Hi all, I have a basic question regarding the differential gene expression analysis (DESeq2) between the two conditions (say 1 and 2). If I have 3 samples for condition 1 and 60 samples for condition 2, would it be fine to do differential gene expression analysis between the conditions 1 and 2? Or, do I need to randomly select fewer samples from condition 2 to have a more "balanced" analysis? Are there any statistical problems associated with this? If I need to select fewer samples, then how many samples of condition 2 could be selected for the analysis?
Thanks in advance for any suggestions. I really appreciate your help.
I see this issue has been raised on bioconductor (e.g. here). Not a statistician and interested to hear other views, but I'd say the DE methods in DESeq2 are valid for unbalanced groups; but they may be less optimal than if you had a balanced design with the same total sample size.

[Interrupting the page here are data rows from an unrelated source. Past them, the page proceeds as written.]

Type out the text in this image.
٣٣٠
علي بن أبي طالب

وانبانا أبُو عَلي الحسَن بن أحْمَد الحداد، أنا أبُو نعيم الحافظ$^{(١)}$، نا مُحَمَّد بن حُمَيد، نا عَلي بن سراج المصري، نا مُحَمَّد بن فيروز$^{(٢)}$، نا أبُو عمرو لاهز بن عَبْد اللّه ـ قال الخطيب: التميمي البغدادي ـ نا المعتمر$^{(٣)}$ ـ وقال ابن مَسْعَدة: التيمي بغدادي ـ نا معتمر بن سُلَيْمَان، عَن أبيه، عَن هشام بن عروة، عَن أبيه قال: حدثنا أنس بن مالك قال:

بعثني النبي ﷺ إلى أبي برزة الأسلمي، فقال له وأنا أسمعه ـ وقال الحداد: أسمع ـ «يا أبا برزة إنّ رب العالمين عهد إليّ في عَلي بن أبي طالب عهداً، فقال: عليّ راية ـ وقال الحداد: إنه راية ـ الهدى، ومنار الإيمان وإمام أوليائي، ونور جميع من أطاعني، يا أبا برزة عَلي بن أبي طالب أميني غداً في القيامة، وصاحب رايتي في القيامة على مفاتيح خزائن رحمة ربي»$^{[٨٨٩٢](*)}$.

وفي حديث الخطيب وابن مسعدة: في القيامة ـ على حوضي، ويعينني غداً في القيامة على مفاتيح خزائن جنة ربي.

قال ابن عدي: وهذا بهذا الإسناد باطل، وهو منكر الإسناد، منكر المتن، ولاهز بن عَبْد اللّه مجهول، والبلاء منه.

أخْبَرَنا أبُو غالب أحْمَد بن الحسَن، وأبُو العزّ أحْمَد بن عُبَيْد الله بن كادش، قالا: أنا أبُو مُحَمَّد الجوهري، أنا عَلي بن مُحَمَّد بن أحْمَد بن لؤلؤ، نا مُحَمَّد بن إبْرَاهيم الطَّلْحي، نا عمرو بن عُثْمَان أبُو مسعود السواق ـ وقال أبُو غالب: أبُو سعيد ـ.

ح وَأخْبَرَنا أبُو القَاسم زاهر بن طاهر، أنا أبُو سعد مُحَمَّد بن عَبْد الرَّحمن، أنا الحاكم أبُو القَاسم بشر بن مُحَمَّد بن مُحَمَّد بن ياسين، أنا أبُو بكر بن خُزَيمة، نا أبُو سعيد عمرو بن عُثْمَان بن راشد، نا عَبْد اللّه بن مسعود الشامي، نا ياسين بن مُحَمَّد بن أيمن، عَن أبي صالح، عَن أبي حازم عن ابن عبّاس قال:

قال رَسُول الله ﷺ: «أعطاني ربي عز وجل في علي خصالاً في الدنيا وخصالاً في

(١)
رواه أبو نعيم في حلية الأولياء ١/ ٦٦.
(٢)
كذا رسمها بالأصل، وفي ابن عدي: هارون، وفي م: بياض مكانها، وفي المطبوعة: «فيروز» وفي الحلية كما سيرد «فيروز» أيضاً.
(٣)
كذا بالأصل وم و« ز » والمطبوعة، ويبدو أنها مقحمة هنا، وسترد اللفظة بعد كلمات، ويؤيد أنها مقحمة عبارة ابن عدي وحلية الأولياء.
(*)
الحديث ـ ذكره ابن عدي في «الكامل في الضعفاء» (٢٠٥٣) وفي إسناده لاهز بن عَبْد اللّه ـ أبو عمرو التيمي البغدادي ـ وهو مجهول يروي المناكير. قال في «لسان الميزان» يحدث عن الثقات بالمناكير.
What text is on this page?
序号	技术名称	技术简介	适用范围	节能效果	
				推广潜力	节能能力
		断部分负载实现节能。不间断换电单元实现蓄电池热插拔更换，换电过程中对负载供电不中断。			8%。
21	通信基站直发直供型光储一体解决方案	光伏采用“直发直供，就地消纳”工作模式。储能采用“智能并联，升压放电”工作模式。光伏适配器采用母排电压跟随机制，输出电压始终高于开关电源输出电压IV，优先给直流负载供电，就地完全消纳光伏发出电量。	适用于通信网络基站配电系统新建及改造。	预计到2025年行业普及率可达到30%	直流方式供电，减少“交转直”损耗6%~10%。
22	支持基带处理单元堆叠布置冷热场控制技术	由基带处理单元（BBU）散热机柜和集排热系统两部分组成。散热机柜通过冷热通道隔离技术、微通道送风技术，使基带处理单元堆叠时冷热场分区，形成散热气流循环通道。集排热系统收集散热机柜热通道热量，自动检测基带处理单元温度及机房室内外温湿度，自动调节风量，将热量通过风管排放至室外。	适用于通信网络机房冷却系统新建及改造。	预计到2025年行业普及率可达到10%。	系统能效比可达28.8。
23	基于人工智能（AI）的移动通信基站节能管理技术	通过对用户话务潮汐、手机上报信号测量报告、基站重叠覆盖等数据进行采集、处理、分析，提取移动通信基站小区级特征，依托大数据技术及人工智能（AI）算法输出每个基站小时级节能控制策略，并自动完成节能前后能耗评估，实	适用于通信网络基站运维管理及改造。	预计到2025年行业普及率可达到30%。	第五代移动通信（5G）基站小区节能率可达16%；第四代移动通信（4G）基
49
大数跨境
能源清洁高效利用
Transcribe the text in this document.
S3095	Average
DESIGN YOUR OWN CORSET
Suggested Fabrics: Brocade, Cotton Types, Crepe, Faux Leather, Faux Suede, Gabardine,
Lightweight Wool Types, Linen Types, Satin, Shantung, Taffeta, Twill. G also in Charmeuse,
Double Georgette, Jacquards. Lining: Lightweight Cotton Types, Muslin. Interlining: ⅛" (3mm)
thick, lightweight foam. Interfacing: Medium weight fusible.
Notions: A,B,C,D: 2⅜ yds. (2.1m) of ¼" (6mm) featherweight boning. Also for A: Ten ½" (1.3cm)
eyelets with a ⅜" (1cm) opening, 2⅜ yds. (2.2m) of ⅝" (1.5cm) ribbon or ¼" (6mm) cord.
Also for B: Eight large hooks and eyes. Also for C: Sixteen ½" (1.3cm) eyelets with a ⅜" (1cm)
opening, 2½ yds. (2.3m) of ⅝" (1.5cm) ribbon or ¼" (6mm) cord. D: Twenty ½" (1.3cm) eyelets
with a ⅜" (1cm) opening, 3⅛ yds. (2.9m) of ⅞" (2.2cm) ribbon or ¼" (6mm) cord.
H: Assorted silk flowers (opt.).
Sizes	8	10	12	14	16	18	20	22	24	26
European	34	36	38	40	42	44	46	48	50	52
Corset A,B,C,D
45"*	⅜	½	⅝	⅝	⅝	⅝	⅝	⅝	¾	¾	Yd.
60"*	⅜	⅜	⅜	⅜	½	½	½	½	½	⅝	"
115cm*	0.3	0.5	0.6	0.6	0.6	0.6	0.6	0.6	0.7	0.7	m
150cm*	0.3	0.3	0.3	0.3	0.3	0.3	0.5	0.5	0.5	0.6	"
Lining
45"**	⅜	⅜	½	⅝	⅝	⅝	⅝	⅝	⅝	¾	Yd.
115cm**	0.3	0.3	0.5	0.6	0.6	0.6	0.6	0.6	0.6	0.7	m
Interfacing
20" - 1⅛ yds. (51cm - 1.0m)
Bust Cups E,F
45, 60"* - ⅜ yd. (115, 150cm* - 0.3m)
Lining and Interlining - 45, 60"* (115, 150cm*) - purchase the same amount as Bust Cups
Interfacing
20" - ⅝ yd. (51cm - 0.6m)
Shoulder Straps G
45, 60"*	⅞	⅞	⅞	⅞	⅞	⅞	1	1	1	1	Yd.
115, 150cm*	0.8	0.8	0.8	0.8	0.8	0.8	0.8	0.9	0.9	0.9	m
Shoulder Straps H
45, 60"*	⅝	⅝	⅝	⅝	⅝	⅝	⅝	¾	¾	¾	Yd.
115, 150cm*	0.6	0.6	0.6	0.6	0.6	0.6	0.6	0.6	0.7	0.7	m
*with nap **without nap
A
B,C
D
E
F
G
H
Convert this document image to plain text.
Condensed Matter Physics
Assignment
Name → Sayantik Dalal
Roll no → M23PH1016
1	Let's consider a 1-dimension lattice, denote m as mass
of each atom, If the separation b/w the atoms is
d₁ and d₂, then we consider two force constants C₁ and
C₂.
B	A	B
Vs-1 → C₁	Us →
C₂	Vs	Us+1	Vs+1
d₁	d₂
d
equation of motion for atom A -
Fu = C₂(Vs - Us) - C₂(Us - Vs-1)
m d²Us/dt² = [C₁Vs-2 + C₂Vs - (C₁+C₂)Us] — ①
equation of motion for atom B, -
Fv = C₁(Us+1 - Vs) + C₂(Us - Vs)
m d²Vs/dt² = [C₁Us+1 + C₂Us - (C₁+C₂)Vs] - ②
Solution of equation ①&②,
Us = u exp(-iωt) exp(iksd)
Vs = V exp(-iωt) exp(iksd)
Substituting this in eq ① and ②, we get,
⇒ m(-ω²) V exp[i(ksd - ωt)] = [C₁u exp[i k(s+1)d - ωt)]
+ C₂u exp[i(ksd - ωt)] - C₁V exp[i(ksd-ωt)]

You have a very large imbalance so I'd guess your variance estimates might be driven by the variances in the n=60 (larger) group. Having said that, DESeq2 is sharing variance information across genes. I think you could certainly proceed with all samples, and not down-sample to equalize group size. But I would want to visualize your data carefully using MA-plots etc. to confirm you are not seeing any group-size driven artifacts among genes found to be DE.
Thanks so much for your suggestions. They are very helpful.